2 Mayıs 2013 Perşembe

atasözleri ve anlamları


ATASÖZLERİ VE AÇIKLAMALARI
 (Atasözleri önemli bir konudur,akılda kalıcı olması için karikatürleri kullandım)

 ATEŞLE BARUT YAN YANA DURMAZ.

İkisinin bir arada bulunması tehlikeli olan şeyler birbirinden uzaklaştırılmalıdır. Birbirlerine uzak tutulması gereken durumlarda kullanılan bir atasözüdür.

 

 
                                       KELİN İLACI OLSA KENDİ BAŞINA ÇALAR.

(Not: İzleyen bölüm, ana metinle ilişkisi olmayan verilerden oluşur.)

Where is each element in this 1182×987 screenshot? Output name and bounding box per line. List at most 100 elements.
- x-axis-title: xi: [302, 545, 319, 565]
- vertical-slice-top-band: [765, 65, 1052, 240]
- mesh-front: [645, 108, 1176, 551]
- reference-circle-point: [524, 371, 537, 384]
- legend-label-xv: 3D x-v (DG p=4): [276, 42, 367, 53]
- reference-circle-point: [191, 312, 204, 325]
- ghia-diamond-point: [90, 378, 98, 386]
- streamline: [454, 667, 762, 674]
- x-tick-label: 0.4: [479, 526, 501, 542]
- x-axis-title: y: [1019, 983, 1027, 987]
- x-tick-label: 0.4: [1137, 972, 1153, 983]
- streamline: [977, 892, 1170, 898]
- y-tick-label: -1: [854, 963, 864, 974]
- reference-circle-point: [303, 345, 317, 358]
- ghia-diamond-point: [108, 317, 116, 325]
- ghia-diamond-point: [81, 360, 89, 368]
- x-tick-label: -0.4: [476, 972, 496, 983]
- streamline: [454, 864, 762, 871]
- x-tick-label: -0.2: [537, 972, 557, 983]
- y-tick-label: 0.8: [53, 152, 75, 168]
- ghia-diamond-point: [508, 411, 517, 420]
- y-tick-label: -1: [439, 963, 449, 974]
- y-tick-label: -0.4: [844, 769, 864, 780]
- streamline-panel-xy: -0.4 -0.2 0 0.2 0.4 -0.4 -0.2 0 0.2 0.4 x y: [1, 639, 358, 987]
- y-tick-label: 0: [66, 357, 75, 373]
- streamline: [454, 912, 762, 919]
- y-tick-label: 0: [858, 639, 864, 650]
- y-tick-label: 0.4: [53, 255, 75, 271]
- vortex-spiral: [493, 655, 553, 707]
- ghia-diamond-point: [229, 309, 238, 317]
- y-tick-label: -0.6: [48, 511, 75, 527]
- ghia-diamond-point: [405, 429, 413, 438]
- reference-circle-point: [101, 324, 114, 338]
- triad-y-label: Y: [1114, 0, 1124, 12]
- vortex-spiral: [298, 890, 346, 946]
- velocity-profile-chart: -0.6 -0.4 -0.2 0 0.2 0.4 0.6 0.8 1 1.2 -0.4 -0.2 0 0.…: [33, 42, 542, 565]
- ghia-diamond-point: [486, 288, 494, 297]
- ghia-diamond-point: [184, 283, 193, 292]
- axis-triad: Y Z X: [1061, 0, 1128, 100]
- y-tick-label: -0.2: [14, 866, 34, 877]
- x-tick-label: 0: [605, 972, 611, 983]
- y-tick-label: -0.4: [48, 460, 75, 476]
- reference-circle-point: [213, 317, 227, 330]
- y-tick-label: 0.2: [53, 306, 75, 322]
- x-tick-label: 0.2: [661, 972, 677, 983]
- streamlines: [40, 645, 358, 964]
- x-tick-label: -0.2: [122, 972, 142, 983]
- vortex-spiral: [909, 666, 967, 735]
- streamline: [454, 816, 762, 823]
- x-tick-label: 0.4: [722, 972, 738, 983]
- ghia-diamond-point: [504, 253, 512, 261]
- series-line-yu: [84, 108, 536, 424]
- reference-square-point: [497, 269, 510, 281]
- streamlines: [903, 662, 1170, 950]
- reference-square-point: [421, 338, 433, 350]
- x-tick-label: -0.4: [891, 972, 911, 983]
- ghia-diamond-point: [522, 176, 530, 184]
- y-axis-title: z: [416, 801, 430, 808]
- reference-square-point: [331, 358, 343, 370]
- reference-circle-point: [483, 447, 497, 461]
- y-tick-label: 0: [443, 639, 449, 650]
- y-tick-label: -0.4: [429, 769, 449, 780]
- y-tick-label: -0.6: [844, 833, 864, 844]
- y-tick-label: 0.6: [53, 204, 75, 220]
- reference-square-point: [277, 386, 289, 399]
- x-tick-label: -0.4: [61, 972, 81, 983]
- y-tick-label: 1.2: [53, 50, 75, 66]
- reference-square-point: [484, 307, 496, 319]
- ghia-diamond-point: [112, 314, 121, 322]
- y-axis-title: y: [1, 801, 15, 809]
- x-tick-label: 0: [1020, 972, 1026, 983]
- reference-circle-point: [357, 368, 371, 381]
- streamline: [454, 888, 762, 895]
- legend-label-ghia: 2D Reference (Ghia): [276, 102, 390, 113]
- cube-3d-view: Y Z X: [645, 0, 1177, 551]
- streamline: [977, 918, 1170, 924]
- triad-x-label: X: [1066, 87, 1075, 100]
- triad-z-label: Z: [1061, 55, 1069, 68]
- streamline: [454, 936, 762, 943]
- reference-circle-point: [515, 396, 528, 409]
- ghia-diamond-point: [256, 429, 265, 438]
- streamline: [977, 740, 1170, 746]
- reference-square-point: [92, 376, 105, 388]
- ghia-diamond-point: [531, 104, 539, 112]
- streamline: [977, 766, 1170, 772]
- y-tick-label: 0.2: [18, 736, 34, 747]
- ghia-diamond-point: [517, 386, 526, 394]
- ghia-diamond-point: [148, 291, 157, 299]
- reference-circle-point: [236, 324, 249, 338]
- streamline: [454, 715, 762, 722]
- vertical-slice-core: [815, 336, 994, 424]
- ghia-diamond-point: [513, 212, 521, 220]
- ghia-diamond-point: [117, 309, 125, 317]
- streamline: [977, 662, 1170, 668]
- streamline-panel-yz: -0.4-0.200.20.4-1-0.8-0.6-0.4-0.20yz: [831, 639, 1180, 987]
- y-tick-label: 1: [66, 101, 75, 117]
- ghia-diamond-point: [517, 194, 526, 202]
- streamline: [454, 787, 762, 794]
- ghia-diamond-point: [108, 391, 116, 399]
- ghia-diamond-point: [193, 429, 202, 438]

Yardıma muhtaç olan kişi, ihtiyaç duyduğu şey konusunda kendi dururken başkasına yardım edemez. Kendi derdine çare bulamamış, kendi işini halledememiş ki, başkasına nasıl yardım etsin?

 

 DOĞRU SÖYLEYENİ DOKUZ KÖYDEN KOVARLAR.

Özellikle çıkarlarını düşünen insanların çoğaldığı, fedakârlığın azaldığı yerlerde yalan dolan, hile, ahlâksızlık artar ve insanlar iki yüzlü olurlar. Böyle bir ortamda doğru sözlü olan, sözünü esirgemeyen ve sakınmadan herkesi eleştiren kişiyi kimse sevmez. Herkes onu kınar, yanından ve yöresinden uzaklaştırmaya çalışır. Çünkü bu kişi doğru sözleriyle ahlâksızlık üzerine bina edilmiş menfaat düzenini bozmaya çalışır ve çok kimseyi rahatsız eder. Dolayısıyla çıkarları zedelenen, kusurları yüzüne söylenen, ikiyüzlülükleri yüzlerine çarpılan insanlar tarafından hor görülüp kovulurlar.

  

İKİ KARPUZ BİR KOLTUĞA SIĞMAZ.

Kimisi, önemi büyük birkaç işi bir arada yapmaya kalkışır. Bu ise çok zor ve sakıncalıdır. Çünkü gücü ve dikkati dağıtır. Buna aldırmayanlar çoklukla yapmaya kalkıştıkları işleri sekteye uğratırlar.

 


 ARMUT PİŞ, AĞZIMA DÜŞ.

 

Tembel kimse çalışmamak için değişik bahaneler üretir, herşeye üşenir. Böyle kimselerin ne kendisine ne de topluma yararı vardır. Tembel insanlar çalışarak kazanmak ve başarmanın anlamını bilmezler, her şeyi hazır beklerler. Emek sarfetmeden yarar elde etmeye çalışırlar.

 


AĞACA ÇIKAN KEÇİNİN, DALA BAKAN OĞLAĞI OLUR.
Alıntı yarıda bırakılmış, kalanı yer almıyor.